Of course, not all the artists want to give their valuable time for a free mockup. Some of the very best artists, the ones who have gallery quality art, are the ones who'll tell you their portfolio speaks for itself (and it does). So either you take a chance on a high quality artist without a mockup, or you work with a good-to-high quality artist who's not above spending a little time convincing you they're the one for the job.
I chose the latter every time. There's just something about getting a good looking mockup of your desired cover that sinks home the sale. The guys I hired didn't necessarily have the best portfolio, but they put forward their best efforts to prove they were good enough for my needs. They also happened to be in the business of doing cover art, they know what's expected.
I have found many cover artists I would like to hire, but so far I could only afford the two:
Diogo Lando from portugal, http://www.freelanced.com/diogolando
Joshua Allen from the good ole USA, http://www.freelanced.com/joshuamallen
You can see the process as it evolved proof by proof with each cover. There are numerous samples of cover art proofs and mockups done by artists in my site http://www.twluedke.com/
The question that should be prominent in your mind by now is how much did I pay for my covers?

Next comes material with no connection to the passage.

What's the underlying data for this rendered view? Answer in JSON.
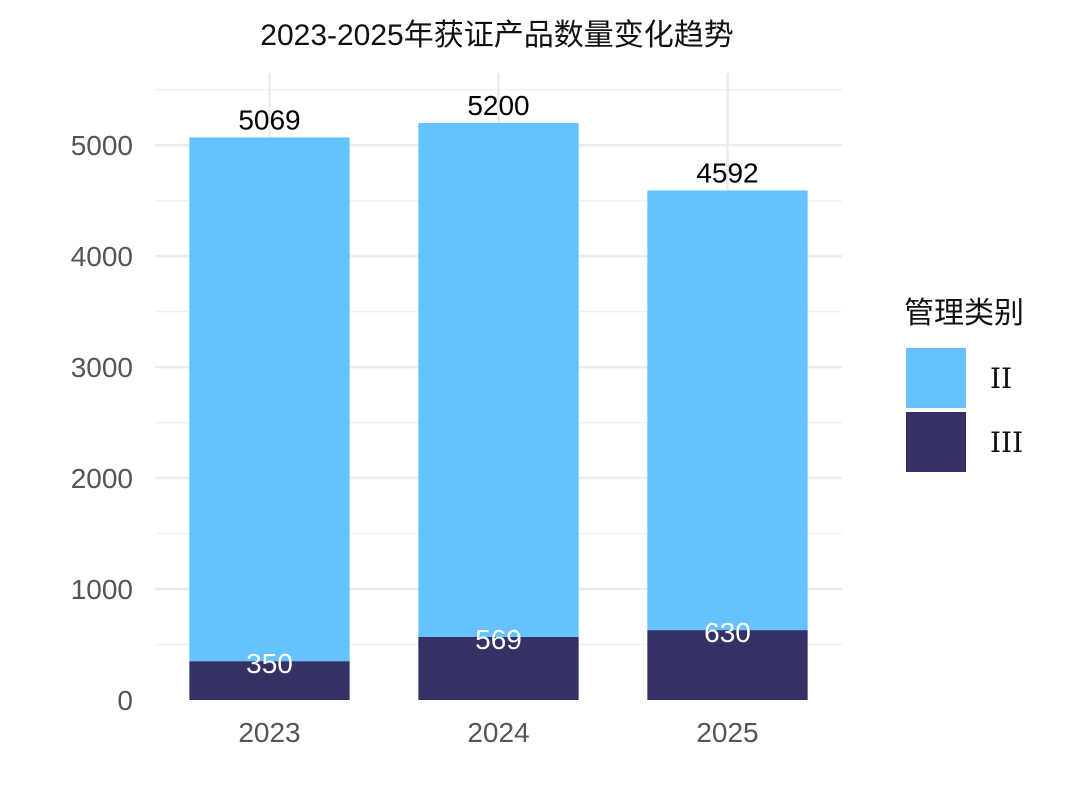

Not a penny more than what I posted on freelanced: $75.00 each ($150 total for the two). These artists did multiple proofs and changes I asked for. They both finished the job within two weeks from the date I hired them.
Maybe you think my covers aren't all that. So what. I think they look better than 90% of what's out there in the self-publishing arena. If you think my covers look pretty good, then follow these tidbits of advice I have gleaned through experience:
1. Give the artist some room to work-in their particular flair or style, I tend to like artists with styles that are slightly abstract, it shows me they have a unique way of looking at the world.
2. Give detailed, clear and concise descriptions of what you have in mind. The clearer you can paint a picture for the artist, the better they will be able to produce what you want. Provide any examples you can find from imagery on the web to give the artist something to go on (Google images or stock photos or whatever).
3. Work only with artists who communicate quickly and effectively, if it takes them 4-5 days to respond to an email then they don't want your business that badly.
4. Make sure you're getting the right dimensions for your final product. Get educated on what cover art pixel requirements are for the various ebook vendors:
I wish you all the best of luck with your cover art. Don't settle for good enough, go for the best. If you take a little time and shop around you can find it at a reasonable price.